In fact his type has become the norm. Like him, many modern residents have come from elsewhere – often to retire - and get their income elsewhere. New houses stand on what was once the orchard adjoining the pub, and the older cottages now boast slate roofs and extensions, and have well-tended gardens. One of these, up the lane beside the pub, is ‘Raymond’s Cottage’, recognisable from old pictures but missing the thatch the author predicted would soon be a thing of the past.
But what of life in the village? The schoolhouse, built in 1876 and thriving thirty years later, is now closed, awaiting development, but the Royal Oak does a good trade as a restaurant and inn. In his whimsical way Raymond called it the Rose in June, and he spent many an evening sitting quietly near the fire, not so much listening to as immersed in the local gossip.
I followed his path down from the cottage and walked into the bar of the pub, which had the cosy dimensions of an old village hostelry, and smelled of woodsmoke.
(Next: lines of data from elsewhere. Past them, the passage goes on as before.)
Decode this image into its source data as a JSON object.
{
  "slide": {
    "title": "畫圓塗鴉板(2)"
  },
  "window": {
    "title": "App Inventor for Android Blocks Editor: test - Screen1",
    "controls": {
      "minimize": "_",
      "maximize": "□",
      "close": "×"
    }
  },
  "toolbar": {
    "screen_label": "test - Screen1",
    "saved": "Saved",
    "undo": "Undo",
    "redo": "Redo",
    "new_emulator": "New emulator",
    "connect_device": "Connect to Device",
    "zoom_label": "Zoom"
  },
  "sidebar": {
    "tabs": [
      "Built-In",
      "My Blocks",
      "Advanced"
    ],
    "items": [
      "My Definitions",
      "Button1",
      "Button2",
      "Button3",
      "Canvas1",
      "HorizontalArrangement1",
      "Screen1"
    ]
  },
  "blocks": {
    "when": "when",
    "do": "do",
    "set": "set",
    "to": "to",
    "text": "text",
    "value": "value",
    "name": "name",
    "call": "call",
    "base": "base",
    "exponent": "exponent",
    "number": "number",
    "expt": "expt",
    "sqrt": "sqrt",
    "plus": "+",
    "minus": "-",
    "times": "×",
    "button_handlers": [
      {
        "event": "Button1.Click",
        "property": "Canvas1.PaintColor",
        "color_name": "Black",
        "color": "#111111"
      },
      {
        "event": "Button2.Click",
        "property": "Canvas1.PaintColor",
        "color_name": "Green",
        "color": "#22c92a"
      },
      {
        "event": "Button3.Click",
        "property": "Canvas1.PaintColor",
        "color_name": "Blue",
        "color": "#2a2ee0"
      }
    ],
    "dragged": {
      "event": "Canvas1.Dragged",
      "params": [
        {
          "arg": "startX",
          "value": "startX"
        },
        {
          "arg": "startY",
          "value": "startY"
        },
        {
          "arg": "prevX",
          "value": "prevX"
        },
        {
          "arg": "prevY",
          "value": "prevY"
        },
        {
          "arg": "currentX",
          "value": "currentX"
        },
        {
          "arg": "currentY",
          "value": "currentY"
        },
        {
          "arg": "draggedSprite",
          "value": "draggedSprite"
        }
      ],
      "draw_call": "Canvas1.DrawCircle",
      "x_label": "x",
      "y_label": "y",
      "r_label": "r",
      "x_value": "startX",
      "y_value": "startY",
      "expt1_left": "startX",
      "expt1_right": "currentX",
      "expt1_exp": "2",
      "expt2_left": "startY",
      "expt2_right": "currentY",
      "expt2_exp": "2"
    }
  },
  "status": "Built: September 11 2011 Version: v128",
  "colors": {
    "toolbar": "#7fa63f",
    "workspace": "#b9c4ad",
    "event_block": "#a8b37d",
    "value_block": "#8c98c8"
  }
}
The hunting trophies and memorabilia came as a surprise, until I realised that my guide had little interest in horses. He was a pedestrian, the urban flaneur transplanted to an Exmoor lane, and this was why he encountered the last of the old rural poor who at that time dwelt virtually unseen, close to the earth. Did anyone apart from him, in fact, even notice them and record their presence?
A few regulars sat at the bar discussing the fortunes of a horse, then a family came in – grandparents, parents and three tow-headed kids – and took the biggest table. Suddenly the place livened up, as the children asked questions about the hunting pictures and the grandmother tried to stop the youngest boy shaking salt everywhere. Perhaps, like Walter Raymond, the grandparents had found the place years before, and now they had joined a population living a dream.
I walked up the lane again and on up the hill, following a route I’m sure the author travelled a thousand times. I didn’t meet anyone, but on the moor I noticed the same abundance of linnets he observed. And I found myself looking and listening more carefully than usual, aware that every tree, every stream and every rock had once been vitally important to somebody.